To solve the problem of finding the minimum friction coefficient required for a scooter to make a turn without skidding on a horizontal road, we can follow these steps: ### Step-by-Step Solution: 1. **Convert the Speed from km/h to m/s**: The speed of the scooter is given as \( 18 \, \text{km/h} \).
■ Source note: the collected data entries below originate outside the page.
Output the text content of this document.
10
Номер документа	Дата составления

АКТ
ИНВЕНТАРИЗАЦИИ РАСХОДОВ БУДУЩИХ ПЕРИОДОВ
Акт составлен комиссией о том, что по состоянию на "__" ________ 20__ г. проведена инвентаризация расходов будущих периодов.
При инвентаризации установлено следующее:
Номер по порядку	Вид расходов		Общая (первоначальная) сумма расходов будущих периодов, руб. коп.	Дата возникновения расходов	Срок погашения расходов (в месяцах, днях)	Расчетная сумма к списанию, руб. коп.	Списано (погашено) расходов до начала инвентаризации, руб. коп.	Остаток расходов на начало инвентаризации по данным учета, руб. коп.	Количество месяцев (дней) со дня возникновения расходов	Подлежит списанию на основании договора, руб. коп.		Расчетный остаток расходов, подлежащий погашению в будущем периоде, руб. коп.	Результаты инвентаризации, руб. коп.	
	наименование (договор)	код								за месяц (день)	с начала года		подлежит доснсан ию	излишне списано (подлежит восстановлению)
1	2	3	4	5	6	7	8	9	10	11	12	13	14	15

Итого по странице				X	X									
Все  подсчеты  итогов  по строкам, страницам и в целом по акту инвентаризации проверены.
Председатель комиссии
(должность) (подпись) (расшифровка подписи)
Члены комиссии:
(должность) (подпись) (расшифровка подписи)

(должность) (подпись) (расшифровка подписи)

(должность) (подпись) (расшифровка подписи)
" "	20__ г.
To convert this to meters per second (m/s), we use the conversion factor: \[ 1 \, \text{km/h} = \frac{5}{18} \, \text{m/s} \] Therefore, \[ v = 18 \, \text{km/h} \times \frac{5}{18} = 5 \, \text{m/s} \] 2. **Identify the Forces Acting on the Scooter**: When the scooter is turning, the centripetal force required to keep it moving in a circular path is provided by the frictional force. The frictional force can be expressed as: \[ F_{\text{friction}} = \mu \cdot N \] where \( \mu \) is the coefficient of friction and \( N \) is the normal force. On a horizontal road, the normal force \( N \) equals the weight of the scooter: \[ N = mg \] where \( m \) is the mass of the scooter and \( g \) is the acceleration due to gravity (approximately \( 10 \, \text{m/s}^2 \)). 3. **Set Up the Equation for Centripetal Force**: The centripetal force required to keep the scooter in circular motion is given by: \[ F_{\text{centripetal}} = \frac{mv^2}{r} \] where \( r \) is the radius of the turn. 4. **Equate the Forces**: For the scooter to not skid, the frictional force must be equal to the centripetal force: \[ \mu mg = \frac{mv^2}{r} \] 5. **Cancel the Mass \( m \)**: Since \( m \) appears on both sides of the equation, we can cancel it out: \[ \mu g = \frac{v^2}{r} \] 6. **Solve for the Coefficient of Friction \( \mu \)**: Rearranging the equation gives: \[ \mu = \frac{v^2}{gr} \] 7. **Substitute the Values**: We know: - \( v = 5 \, \text{m/s} \) - \( g = 10 \, \text{m/s}^2 \) - Assume a radius \( r \) (for example, \( r = 10 \, \text{m} \) for calculation purposes): \[ \mu = \frac{(5)^2}{10 \cdot 10} = \frac{25}{100} = 0.25 \] ### Final Answer: The minimum coefficient of friction required for the scooter to not skid while turning is \( \mu = 0.25 \).